É recorrente falar-se em crise de valores como
explicação para determinados comportamentos desviantes na família na escola, no
clube, na empresa, na política. E teoricamente até a nossa sociedade está
protegida pelas leis – umas mais justas, outras menos – para prevenir e
combater os diversos tipos de crimes que as pessoas são tentadas a praticar e
que praticam mesmo.
Porém, às leis sobrepõe-se tantas vezes a
jurisprudência que, em vez de se fazer uma interpretação prática da norma quando
ela é ambígua ou confusa, acaba por se negar a própria norma ou tirar-lhe a
eficácia em muitas situações. Assim, por exemplo, um insulto dirigido a um
agente da autoridade é tido por desabafo ou exteriorização de mau estar,
enquanto um tratamento com palavras do âmbito do calão dirigido ao detido por
parte do agente da autoridade é considerado ofensa grave e atentado à dignidade
humana.
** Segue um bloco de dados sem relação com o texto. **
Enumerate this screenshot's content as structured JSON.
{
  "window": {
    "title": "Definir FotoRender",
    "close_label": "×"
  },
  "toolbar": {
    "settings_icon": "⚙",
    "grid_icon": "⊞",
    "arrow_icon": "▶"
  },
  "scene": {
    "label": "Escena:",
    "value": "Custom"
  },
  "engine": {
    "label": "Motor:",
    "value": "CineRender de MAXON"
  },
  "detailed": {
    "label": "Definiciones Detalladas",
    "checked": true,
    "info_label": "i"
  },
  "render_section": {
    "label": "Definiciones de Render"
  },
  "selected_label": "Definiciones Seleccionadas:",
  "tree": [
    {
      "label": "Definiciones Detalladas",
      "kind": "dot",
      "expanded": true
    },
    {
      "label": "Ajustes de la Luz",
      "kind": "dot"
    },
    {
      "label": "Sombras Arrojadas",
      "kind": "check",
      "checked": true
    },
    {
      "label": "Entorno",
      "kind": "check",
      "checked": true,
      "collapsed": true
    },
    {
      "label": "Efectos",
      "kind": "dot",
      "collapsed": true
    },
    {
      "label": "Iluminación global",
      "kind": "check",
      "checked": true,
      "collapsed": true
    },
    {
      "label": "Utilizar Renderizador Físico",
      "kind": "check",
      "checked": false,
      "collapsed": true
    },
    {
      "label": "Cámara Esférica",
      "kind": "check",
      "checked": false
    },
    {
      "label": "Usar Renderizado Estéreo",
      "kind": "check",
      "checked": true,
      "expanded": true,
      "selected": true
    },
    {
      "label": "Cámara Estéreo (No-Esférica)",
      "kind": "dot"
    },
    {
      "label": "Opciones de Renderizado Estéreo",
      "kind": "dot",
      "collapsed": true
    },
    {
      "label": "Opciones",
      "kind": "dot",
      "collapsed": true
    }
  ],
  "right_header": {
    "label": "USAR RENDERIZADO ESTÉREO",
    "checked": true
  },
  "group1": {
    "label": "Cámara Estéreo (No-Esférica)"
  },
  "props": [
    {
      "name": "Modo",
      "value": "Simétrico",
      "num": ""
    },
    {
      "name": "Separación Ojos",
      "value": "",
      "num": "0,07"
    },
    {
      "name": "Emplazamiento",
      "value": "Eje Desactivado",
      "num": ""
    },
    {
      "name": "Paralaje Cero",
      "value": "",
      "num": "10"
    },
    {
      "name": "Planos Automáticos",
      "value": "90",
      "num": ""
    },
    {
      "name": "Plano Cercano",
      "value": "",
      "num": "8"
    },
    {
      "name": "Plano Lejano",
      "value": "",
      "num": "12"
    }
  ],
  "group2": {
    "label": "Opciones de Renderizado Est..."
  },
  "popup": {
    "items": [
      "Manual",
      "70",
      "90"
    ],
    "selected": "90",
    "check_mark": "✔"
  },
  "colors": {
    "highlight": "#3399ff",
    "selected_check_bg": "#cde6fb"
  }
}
Quem se der à curiosidade de ler as anotações ao nosso CP (Código Penal) no site
da PGDL (Procuradoria-Geral Distrital de Lisboa)
nos artigos atinentes a esta matéria e similares, fica a saber do que estou a
falar, tal como quem se recorde dos julgamentos, não muito distantes no tempo, de
processos de casos apresentados pela PSP aos tribunais.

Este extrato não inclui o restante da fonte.